Ce que J.J. Abrams a quelque peu ruiné avec sa série Lost, c’est le goût du mystère. Que ce soit au travers d’X-Files ou des romans de Stephen King, il y avait un art d’égrener les indices dans les thrillers fantastiques qui s’est quelque peu égaré entre temps. Était-ce un artifice scénaristique qui, à force d’avoir été utilisé, nous a écœuré au même titre que les « jumpscares » dans les films d’horreur ou le charabia technico-médical des séries policières ? Control semble nous répondre un gigantesque « non ». Le jeu étire l’élastique de notre suspension d’incrédulité au maximum. Dans la grammaire qu’il invente, à coup de Hiss et autres objets de pouvoir, le jeu parvient on ne sait comment à construire sa propre logique. Cette logique qui fait cohabiter un canard en plastique qui se téléporte avec un réfrigérateur démoniaque qu’il ne faut quitter des yeux sous aucun prétexte, finit par prendre sens. Nous, par y prendre goût.
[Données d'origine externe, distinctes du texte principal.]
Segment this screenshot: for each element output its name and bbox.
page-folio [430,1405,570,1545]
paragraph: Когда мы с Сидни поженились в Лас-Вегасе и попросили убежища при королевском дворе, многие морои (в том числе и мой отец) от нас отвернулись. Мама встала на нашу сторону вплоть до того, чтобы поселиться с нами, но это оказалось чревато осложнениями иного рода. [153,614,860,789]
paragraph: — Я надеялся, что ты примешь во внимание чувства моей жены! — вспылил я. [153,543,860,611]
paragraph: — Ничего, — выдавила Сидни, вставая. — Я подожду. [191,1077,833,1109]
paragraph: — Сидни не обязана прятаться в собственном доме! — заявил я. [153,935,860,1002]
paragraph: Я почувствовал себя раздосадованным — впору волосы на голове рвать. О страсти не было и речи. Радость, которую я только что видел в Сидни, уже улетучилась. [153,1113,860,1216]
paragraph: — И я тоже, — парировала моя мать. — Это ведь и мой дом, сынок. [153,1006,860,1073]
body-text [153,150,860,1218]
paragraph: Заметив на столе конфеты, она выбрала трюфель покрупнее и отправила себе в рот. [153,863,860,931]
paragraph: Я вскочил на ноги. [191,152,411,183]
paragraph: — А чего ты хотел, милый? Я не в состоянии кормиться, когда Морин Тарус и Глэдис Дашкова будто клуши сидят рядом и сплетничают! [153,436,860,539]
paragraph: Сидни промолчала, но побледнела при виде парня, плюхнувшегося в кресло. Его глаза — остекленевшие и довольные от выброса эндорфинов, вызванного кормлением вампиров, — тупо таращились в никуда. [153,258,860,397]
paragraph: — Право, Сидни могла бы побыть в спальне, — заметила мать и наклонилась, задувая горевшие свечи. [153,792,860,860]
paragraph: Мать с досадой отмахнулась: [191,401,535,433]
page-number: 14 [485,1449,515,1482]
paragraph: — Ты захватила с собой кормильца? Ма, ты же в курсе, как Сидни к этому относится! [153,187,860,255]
Pourtant Control est loin d’être parfait. Question maniabilité, Jesse semble être l’un de ces personnages des années 2000 issu de ces rares jeux permettant de basculer entre vue à la première et la troisième personne. Remedy semble ne pas avoir intégré les évolutions du TPS des dernières années et souffre quelque peu de la comparaison face à des Tomb Raider ou autres Uncharted qui jouissent d’animations plus fluides. Le jeu souffre parfois également de problème d’équilibrage dans sa difficulté, proposant moult objets inutiles dans les quêtes annexes qu’il nous propose, en particulier les alertes. Un surpoids encombrant dont il aurait aisément pu se passer.
Mais ce sont bien peu de choses face à un chef d’œuvre d’architecture. Les décors du jeu, essentiellement en intérieur, s’inspirent du brutalisme. Un mouvement ayant pris racine dans l’après-guerre de la seconde moitié du XXeme. Usant et abusant de blocs de bétons massifs, d’espaces vertigineux, d’alliance végétale et minérale, de couleurs sombres et de jeux de lumières discrets, le jeu déroule son décor fascinant comme on est happé par chaque épisode de Stendhal Syndrome de la chaine Youtube ALT 246. Le moteur graphique, usant de Ray Tracing, rend tous ces lieux mornes criants de réalisme. Ces décors fascinants recèlent des trésors cachés en nombre. On peut passer 15 fois dans la même pièce sans se rendre compte qu’au-dessus de la poutre en béton masquant une myriade d’ampoules, se cachent également quelques objets bien utiles.
On peut cependant regretter que cette myriade d’objets n’influe au final que sur des statistiques très classiques (puissance, portée, rapidité de charge...). Avec un background si ésotérique, le jeu aurait gagné à disposer d’un arsenal d’armes et de capacités plus variées. Sans aller jusqu’à la profondeur de jeux de cartes comme Magic ou d’un Arkham Horror, il y a tout un éventail de capacités que le jeu aurait pu explorer plutôt que de nous proposer 5 versions basiques de la même amélioration en puissance de feu.
Dans ses quêtes annexes scriptées, en revanche, Control sait nous proposer de fascinants détours. Chasses aux objets, boss optionnels, tréfonds à explorer, Jukebox de l’enfer… Il y a de quoi satisfaire vos envies de fouiner un peu partout. Au-delà d’objets quelque peu redondant, c’est surtout l’inventivité folle dont les scénaristes ont pu faire preuve, allant bien au-delà des délires d’un Alan Wake (Control y fait d’ailleurs référence, les deux univers étant cohérents entre eux), qui fait qu’on explore le « Bureau » dont Jesse devient rapidement la directrice sans que l’on ne comprenne trop pourquoi. Dès lors, chaque rencontre nous éloigne un peu plus de la réalité, un peu comme dans un Silent Hill dans lequel chaque dialogue a quelque chose de surréaliste. Pour apprécier Control, il faut cependant en accepter les règles fantasques.
Si vous ne rentrez pas dans la danse, il y a de fortes chances que vous trouviez le jeu trop redondant. Le sel de control se situe en effet dans sa capacité à nous faire jouer avec ses décors, pour y découvrir un bout de papier à moitié censuré dont le texte ne fera sens qu’en le combinant avec 3 autres et quelque évènement qui ne se déroule que 10 heures plus tard. Acceptez ces règles et l’univers que vous propose Control saura alors vous fasciner. Fortement conseillé aux fans de Bioshock, Alan Wake et autres Prey version 2019.